Extrait :
Extrait de l'introduction
Les aventures de la musique de film
Beaucoup d'images de cinéma sont indissociables de leur musique. Une conjonction qui tient de l'alchimie. Comment est née l'étincelle qui a produit cette fusion ? A quel moment la partition est-elle venue se marier aux plans tournés ? Quel processus a-t-il permis aux cinéastes et aux compositeurs d'unir leurs talents ?
La rencontre peut se faire par hasard ou naître d'une admiration partagée. Ils ont pu débuter ensemble dans l'inconscience de la jeunesse, ou se faire profiter mutuellement des acquis de l'expérience. Cinéastes et compositeurs travaillent parfois main dans la main avec d'incessants allers-retours, ou aiment au contraire découvrir à chaque fois le travail de l'autre avec l'excitation - parfois l'anxiété - d'un rendez-vous à l'aveugle...

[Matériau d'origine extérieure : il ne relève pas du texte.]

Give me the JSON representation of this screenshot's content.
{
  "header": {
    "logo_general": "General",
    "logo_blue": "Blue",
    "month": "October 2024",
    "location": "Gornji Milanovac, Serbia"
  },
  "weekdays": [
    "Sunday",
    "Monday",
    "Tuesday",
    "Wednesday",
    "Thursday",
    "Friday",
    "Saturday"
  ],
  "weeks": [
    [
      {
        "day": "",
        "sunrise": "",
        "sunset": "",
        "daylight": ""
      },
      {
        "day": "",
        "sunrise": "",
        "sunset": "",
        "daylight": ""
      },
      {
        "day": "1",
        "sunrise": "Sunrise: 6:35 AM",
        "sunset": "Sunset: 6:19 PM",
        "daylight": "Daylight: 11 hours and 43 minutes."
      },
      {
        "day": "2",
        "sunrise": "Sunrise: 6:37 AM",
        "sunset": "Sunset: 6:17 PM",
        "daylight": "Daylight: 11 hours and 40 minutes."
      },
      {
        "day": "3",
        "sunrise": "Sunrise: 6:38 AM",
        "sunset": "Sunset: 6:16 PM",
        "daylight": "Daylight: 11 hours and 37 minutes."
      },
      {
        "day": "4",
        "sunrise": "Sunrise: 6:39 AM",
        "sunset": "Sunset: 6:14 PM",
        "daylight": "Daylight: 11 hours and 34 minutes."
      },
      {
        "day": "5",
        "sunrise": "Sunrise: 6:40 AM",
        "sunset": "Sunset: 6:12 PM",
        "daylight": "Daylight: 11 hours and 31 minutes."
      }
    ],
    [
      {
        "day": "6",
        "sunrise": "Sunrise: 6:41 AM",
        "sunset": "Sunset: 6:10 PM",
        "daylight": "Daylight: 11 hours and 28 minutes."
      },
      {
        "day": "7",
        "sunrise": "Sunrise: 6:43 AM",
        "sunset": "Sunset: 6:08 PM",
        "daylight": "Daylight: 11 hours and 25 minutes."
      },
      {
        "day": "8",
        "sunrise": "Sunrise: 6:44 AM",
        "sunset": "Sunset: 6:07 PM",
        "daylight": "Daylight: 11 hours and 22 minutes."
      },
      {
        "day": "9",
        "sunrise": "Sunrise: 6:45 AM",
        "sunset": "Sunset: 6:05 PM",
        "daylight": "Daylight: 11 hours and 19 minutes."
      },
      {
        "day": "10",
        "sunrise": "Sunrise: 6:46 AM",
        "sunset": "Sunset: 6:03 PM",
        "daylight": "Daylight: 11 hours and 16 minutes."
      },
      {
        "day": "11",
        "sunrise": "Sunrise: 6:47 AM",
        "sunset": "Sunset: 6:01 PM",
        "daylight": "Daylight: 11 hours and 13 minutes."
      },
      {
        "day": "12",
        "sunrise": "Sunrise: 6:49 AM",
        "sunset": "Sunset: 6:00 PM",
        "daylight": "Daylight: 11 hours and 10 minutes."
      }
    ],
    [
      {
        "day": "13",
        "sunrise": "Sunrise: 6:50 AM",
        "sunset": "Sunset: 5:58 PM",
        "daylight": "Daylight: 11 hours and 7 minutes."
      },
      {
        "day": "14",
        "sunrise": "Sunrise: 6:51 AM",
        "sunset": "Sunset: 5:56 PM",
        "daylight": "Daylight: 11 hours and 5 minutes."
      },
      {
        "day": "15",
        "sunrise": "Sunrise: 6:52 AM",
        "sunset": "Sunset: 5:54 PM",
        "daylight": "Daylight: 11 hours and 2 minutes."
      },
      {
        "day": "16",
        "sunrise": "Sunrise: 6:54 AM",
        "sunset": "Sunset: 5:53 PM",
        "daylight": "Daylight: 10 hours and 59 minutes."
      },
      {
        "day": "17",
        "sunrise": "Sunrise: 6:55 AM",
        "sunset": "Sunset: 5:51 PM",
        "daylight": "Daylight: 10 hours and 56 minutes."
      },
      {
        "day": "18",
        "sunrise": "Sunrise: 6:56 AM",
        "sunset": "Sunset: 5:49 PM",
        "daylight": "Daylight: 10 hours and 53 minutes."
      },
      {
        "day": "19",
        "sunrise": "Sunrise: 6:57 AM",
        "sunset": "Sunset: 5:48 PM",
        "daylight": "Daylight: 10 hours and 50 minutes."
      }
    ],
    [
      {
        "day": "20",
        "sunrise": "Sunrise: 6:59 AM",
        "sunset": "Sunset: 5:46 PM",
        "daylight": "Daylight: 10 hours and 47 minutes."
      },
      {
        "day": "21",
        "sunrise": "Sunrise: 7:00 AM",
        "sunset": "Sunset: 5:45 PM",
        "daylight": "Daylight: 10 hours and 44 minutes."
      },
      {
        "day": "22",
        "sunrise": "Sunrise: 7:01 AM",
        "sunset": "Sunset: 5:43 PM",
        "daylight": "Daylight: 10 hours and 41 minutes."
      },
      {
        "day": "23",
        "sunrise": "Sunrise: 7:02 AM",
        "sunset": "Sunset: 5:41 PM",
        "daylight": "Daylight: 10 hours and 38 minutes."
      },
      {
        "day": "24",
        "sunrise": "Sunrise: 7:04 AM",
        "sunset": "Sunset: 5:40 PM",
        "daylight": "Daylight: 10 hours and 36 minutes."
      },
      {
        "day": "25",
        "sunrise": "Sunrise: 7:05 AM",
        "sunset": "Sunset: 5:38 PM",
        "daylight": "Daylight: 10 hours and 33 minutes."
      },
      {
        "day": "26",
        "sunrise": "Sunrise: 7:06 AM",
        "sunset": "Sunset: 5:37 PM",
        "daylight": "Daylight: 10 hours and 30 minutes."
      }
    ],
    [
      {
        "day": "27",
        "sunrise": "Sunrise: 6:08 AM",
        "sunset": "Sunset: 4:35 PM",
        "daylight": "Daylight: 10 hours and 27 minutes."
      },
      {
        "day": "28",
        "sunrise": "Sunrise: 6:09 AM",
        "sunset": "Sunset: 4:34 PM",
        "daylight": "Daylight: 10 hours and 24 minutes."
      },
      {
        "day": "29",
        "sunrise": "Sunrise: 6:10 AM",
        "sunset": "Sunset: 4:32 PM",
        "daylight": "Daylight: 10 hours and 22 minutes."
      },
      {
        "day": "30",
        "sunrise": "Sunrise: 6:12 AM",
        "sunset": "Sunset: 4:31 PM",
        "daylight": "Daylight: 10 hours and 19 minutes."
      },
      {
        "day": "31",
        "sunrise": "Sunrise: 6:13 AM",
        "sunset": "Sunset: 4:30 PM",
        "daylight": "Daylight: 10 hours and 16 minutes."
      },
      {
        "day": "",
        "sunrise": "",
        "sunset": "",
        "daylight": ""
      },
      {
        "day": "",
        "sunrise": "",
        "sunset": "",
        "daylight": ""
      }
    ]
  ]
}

Toutes les combinaisons sont autorisées, et elles sont évoquées à travers les témoignages recueillis dans cet ouvrage.
La parole est d'abord donnée à des compositeurs seuls, et pas des moindres. Dans un fructueux dialogue avec son ami musicologue Sergio Miceli, Ennio Morricone répond notamment à ceux qui lui ont reproché la surabondance de sa production. Il raconte que le résultat que l'on entend dans ses «grands films» est peut-être issu de recherches ou d'expériences tentées dans des films moins renommés. Il prend d'ailleurs une position assez peu courante en distinguant le travail du compositeur dans les films à forte attente commerciale, pour lesquels il se soumet sans rechigner aux contraintes, des oeuvres artistiquement exigeantes qui lui permettent plus de liberté créatrice.
Quelle est la «musique juste» pour accompagner un film donné ? Morricone se garde bien de répondre, de même que Vladimir Cosma, pour qui musique et cinéma sont des arts autonomes, qui n'ont pas foncièrement besoin l'un de l'autre, mais dont la conjonction peut aboutir à une transcendance mutuelle. 11 ne justifie pas plus qu'il ne déplore qu'un cinéaste préfère une musique préexistante : «Personnellement, je trouve qu'il n'y a aucun lien précis entre la musique et l'image», affirme-t-il paradoxalement, mais la musique, quand elle ne se contente pas d'être platement fonctionnelle (le «papier peint» sur un mur dont parlait Stravinski), est capable d'apporter «une expression poétique supplémentaire» (un tableau accroché au mur ?)
Ce qui est frappant, avec Carter Burwell, compositeur attitré de Joël et Ethan Coen, c'est la façon dont il a appris son métier, en parallèle avec les deux frères, et qui l'a conduit progressivement à un cinéma plus mainstream (la série des Twilight). Sans le cinéma, il n'aurait sans doute jamais pris de cours de solfège, d'orchestration ou de direction d'orchestre ! Outre la modestie de ses propos, son témoignage pourrait être utile à beaucoup d'étudiants ou d'enseignants de musique, qui ont tendance, heureusement de plus en plus rarement, à considérer la musique pour l'image avec «un peu de mépris», selon les mots de Morricone. Quant à Alberto Iglesias, le musicien de Pedro Almodovar, mais aussi de Julio Medem et d'Icíar Bollain, il est l'un des rares artistes à accepter généreusement de partager sa méthode de travail, définissant les «dix commandements» qui l'aident à composer pour le cinéma, et éventuellement à surmonter ses blocages, sous forme de dualités : «énoncer / cacher ; confirmer / transgresser ; préparer / résoudre ; symétrie / asymétrie ; énoncer / métaphoriser ; thèmes / variations ; similitude / différence ; additionner / soustraire ; prévenir / confirmer ; convergence / divergence».
Présentation de l'éditeur :
Beaucoup d'images de cinéma sont indissociables de leur musique. Une conjonction qui tient de l'alchimie. Comment est née l'étincelle qui a produit cette fusion ? À quel moment la partition est-elle venue se marier aux plans tournés ? Quel processus permet aux cinéastes et aux compositeurs d'unir leurs talents ? Nous leur donnons ici la parole.
Sont explorés dans cet ouvrage les grands élans et la petite cuisine, les moments d'enthousiasme et les tiraillements du doute, tout ce qui constitue la collaboration entre un metteur en scène et un musicien, avant de parvenir à « l'accord parfait ». Ces passionnants témoignages racontent l'aventure de la création : ils intéresseront autant le spécialiste que le profane. Nous espérons aussi qu'ils incitent les jeunes cinéastes de demain à être encore plus mélomanes, et les compositeurs plus cinéphiles, afin de poursuivre le chemin tracé par ces artistes.